Philadelphia faces enormous structural problems borne out of the interconnected forces of postindustrial decline, uneven geographical development, and suburbanization. The fallout from these forces is evident in the abandonment of the built environment, with current estimates at 26,115 abandoned houses, 30,729 vacant lots, and 2,950 vacant commercial structures within city limits. Compounding these challenges, Philadelphia faces a "new poverty" in the neo-liberal era shaped by economic polarization, political demobilization, market triumphalism, and devolution/retrenchment of the welfare state. The extent to which each of these factors mutually reinforces one another is virtually without historical precedent. Yet little is known about the conditions of poverty within the midst of these transitions, and many of the cultural strategies taking shape are new and in urgent need of study.

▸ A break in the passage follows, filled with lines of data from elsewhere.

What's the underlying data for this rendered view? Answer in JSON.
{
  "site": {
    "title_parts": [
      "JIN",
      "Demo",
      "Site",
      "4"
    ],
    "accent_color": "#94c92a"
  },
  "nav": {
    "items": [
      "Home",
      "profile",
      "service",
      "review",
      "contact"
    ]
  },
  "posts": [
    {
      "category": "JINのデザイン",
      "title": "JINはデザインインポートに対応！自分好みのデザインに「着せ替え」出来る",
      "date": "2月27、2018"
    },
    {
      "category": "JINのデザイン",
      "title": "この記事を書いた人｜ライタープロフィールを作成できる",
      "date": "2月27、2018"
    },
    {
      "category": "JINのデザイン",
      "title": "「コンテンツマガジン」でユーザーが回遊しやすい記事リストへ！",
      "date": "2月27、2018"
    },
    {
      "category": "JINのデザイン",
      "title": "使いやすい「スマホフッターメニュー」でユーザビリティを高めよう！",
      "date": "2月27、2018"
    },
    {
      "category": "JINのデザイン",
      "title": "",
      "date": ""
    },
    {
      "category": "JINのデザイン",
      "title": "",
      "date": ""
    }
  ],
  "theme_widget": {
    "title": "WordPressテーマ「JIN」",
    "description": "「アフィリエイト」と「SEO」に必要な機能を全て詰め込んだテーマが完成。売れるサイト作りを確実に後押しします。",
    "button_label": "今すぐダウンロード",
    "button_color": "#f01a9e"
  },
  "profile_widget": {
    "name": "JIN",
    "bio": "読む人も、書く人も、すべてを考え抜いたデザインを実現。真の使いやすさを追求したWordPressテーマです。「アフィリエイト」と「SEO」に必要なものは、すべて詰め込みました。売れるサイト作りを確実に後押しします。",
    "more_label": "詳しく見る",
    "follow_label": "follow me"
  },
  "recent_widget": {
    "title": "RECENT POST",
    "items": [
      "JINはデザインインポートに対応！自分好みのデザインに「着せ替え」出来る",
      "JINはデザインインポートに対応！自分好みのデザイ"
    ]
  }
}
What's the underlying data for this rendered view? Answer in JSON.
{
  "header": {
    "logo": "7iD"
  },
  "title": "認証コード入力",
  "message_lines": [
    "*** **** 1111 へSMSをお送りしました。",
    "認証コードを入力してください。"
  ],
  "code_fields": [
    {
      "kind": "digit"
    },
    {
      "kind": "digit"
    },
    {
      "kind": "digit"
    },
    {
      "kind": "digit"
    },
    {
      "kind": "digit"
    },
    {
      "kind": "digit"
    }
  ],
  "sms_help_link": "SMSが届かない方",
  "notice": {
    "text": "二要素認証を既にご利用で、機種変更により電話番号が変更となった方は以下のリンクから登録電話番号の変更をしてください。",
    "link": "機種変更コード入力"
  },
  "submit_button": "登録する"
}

This study proposes to offer a new way of looking at the various practices of daily life—including flexible, informal economic activities and post-welfare related "lifestyles" of resistance—by conducting spatially informed ethnography in a Philadelphia neighborhood. Among the most prominent configuration is the burgeoning "recovery house" movement in Philadelphia. Historical forces have generated a postindustrial habitus where more than 400 unregulated, unlicensed "recovery" spaces have emerged at the vortex of the built environment, the welfare state, and street level actors suffering from addiction. This study seeks to elucidate the ways in which postindustrial space interacts with culture, poverty, and addiction within Kensington recovery houses; as well as the ways in which users continue to appropriate postindustrial spaces in culturally meaningful ways under the aegis of the semi-welfare state.

Recent transformations in urban anthropology suggest new ways to study the built environment through the integration of a broad array of spatial theoretical perspectives from cultural geography, political economy, urban sociology, and regional and city planning. The new emphasis on spatial relations provides insight into material, ideological, and experiential aspects of the urban environment, while the reliance on ethnography allows researchers to present an experience-near account of the politics of everyday life in urban neighborhoods (Low & McDonough, 2001). The proposed research is informed by these nascent academic trends, seeking to introduce new understandings of the specific issue of recovery houses—particularly in reference to the ways in which recovery house networks provide affordable housing alternatives; strengthen communities; prevent homelessness; and meet the needs of persons suffering from chemical dependency.